In his letter ‘Private medicine’ (March 20), Eddy Privitera tries to confuse readers about the 30-year concession given to a private service provider to run three State hospitals by referring to Care Malta as an example of successful private-public partnership. Indeed, it is, precisely because it is based on a cooperative agreement between the government and a Maltese company.

Care Malta was originally entrusted with operating Zammit Clapp Hospital Residential Home under a public-private partnership scheme. It went on to develop into an excellent privately-owned company that now provides nursing and residential care for the elderly in a number of residence homes around the island.

People can choose to go to these residential homes at their own expense or apply for a government subsidy and wait to be admitted. This is where any similarity ends. The company behind this is of good reputation. It is a Maltese company, so its profit also benefits us. In the unlikely event of any irregularity, the company is accessible to audit.

As Privitera says in his letter, the main objective of all private companies is to make the highest possible profit. This is precisely the point. Handing control over three government hospitals and a sizeable part of our State healthcare to a foreign commercial company for 30 years will expose us to being systematically overcharged for three decades (or is it 99 years?) for provision of healthcare.

Paying foreigners to do what we could do ourselves at a lower price is irresponsible and can only be regarded as an abject failure of health policy. It will ultimately cost the taxpayer significantly more than if the three hospitals had been reformed and operated on government funds in the first place. It will also constitute a long-term, outward drain of our funds to another country.

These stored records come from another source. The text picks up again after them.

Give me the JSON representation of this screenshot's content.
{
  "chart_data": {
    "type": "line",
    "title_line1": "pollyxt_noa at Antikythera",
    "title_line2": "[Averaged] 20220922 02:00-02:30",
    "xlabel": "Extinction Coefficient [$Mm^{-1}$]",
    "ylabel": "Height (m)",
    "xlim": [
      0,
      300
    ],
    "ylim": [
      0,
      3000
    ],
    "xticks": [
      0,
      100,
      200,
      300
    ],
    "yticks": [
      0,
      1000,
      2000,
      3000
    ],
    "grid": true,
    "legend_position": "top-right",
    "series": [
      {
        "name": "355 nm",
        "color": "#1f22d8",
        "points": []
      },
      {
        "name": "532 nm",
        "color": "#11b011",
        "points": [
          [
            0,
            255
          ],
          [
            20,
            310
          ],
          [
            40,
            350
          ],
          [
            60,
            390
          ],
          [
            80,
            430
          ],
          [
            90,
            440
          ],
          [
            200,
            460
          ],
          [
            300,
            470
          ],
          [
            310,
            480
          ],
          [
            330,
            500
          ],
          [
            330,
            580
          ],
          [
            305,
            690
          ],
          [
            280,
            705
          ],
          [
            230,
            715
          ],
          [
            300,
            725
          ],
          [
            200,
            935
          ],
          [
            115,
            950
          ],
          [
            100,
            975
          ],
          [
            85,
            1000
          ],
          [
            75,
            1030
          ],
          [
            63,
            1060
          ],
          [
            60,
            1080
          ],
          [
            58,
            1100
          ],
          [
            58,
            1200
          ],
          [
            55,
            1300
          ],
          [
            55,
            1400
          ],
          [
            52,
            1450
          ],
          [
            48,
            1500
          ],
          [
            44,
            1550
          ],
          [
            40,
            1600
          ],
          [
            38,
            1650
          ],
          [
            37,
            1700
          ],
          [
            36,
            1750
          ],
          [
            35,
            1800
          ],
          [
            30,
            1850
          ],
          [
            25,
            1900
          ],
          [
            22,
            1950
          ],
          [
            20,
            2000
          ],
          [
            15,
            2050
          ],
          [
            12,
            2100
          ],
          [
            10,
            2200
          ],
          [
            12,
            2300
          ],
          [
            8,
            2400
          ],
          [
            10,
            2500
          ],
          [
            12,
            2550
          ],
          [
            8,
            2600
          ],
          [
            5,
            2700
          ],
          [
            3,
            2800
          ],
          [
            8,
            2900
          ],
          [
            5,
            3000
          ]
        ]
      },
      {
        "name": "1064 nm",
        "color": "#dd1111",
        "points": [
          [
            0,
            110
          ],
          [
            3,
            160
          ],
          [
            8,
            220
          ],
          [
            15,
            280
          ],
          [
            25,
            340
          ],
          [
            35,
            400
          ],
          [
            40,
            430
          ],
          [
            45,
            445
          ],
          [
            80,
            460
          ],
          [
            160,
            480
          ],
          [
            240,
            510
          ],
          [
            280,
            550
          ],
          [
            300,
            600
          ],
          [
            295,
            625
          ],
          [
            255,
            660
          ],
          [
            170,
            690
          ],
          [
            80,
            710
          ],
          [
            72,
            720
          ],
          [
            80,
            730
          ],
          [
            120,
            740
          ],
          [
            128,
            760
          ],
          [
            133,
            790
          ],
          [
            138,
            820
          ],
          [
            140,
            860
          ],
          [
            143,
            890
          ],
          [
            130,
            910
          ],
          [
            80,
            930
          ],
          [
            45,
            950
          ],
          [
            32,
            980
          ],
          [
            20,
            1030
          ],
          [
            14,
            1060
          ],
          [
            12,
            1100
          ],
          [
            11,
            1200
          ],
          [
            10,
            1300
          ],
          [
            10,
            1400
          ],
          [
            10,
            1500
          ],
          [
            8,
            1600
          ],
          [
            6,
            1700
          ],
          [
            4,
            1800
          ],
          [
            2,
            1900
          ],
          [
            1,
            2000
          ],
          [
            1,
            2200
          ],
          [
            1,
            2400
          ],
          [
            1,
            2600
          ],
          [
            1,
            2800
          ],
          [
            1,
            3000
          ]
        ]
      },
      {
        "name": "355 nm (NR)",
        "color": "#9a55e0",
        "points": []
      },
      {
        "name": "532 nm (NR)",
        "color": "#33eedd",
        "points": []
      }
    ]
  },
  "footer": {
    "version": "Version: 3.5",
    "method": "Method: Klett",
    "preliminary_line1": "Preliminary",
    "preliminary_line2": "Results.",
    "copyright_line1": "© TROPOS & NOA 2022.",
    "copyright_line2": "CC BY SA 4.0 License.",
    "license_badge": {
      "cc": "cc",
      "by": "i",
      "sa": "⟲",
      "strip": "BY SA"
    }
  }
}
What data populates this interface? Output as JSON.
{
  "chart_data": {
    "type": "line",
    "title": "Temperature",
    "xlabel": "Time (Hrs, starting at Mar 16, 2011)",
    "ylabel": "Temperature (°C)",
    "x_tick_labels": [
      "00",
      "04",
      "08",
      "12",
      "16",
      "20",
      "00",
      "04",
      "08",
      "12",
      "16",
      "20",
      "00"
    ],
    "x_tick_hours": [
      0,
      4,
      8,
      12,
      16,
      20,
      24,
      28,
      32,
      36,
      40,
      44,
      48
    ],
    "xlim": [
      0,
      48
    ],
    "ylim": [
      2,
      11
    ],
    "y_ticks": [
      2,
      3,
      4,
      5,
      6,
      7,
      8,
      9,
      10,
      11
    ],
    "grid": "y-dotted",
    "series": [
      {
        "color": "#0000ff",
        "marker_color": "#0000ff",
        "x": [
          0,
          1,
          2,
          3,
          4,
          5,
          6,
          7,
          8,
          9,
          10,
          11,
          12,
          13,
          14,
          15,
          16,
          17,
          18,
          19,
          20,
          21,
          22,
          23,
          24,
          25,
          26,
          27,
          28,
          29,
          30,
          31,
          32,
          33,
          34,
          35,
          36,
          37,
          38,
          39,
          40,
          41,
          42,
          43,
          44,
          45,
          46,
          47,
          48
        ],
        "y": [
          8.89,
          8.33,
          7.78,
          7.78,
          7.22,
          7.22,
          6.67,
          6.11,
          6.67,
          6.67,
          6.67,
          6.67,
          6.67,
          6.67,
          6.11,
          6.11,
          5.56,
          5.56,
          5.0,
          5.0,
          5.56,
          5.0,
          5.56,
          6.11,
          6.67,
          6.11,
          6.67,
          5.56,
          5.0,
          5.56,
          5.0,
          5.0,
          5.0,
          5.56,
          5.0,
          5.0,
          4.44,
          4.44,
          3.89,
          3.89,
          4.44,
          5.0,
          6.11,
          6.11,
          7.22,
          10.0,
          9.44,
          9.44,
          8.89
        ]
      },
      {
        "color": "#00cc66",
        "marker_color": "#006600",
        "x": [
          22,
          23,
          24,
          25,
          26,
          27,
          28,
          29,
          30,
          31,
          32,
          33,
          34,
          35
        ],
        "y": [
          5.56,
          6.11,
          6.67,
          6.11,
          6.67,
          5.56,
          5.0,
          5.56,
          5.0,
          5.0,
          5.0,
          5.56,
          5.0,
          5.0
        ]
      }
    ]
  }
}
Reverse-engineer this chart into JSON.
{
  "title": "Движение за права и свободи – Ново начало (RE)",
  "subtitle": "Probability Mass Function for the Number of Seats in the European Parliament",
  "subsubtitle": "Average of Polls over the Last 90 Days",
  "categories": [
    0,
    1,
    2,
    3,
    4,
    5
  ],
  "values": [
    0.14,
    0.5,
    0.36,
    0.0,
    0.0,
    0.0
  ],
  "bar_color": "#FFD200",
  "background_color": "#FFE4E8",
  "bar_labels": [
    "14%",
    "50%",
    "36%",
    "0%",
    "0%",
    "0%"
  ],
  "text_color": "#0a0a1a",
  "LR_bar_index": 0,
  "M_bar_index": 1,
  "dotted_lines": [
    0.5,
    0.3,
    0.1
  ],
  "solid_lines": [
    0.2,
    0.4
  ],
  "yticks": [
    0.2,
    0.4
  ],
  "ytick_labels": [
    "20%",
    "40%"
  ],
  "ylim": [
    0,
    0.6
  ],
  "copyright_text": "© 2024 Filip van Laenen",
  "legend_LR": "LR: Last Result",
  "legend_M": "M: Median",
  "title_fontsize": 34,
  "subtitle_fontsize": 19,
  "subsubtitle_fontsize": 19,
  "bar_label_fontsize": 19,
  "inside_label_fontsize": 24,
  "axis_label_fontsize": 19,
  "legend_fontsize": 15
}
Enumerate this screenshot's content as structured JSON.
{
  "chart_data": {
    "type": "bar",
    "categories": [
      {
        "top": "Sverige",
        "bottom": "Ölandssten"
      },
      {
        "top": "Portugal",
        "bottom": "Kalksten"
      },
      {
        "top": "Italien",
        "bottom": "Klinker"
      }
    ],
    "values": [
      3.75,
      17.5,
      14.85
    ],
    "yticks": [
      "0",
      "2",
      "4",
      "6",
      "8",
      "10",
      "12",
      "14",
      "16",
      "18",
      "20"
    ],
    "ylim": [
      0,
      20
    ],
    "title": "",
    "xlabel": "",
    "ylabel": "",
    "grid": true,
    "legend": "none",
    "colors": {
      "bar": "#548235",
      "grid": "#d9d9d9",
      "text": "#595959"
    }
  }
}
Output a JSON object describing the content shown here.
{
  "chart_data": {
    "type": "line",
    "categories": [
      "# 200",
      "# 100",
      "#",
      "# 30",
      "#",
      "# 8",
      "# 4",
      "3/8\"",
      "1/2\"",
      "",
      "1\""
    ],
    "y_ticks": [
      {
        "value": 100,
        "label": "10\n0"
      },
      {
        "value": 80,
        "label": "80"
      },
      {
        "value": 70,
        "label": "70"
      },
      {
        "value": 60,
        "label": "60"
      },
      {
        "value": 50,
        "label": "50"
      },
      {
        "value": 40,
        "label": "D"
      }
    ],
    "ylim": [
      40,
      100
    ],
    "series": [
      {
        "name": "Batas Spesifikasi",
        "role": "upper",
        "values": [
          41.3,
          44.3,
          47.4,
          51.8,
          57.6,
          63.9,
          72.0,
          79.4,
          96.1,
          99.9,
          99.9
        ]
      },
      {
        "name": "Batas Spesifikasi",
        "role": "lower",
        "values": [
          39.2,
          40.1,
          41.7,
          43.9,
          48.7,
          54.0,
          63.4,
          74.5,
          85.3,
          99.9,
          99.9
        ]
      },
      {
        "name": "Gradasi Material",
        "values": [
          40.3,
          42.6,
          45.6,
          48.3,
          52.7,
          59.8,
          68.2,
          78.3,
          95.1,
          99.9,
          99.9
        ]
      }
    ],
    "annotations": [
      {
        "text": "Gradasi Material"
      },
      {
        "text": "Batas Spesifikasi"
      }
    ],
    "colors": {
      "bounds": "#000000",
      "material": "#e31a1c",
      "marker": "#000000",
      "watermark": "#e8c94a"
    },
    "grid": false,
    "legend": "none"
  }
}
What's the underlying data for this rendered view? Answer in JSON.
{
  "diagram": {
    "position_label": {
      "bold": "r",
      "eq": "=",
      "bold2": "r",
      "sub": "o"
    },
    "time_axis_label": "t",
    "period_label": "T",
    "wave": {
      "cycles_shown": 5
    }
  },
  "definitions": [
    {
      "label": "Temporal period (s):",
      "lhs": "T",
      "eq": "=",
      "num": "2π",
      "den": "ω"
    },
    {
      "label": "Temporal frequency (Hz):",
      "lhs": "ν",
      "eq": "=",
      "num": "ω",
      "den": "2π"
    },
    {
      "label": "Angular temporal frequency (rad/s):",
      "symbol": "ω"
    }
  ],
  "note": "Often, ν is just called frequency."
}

The ultimate extra cost of such privatisations has been estimated to be as high as 40 per cent in the UK, which is now facing a crisis as a result of bankruptcy of one of its major outsourcing companies.

The nation’s health is not a marketable item. If this scandalous deal goes through, Maltese people needing State hospital care will be used as money-spinners for providing an income to shareholders of a foreign commercial company, at taxpayers’ expense.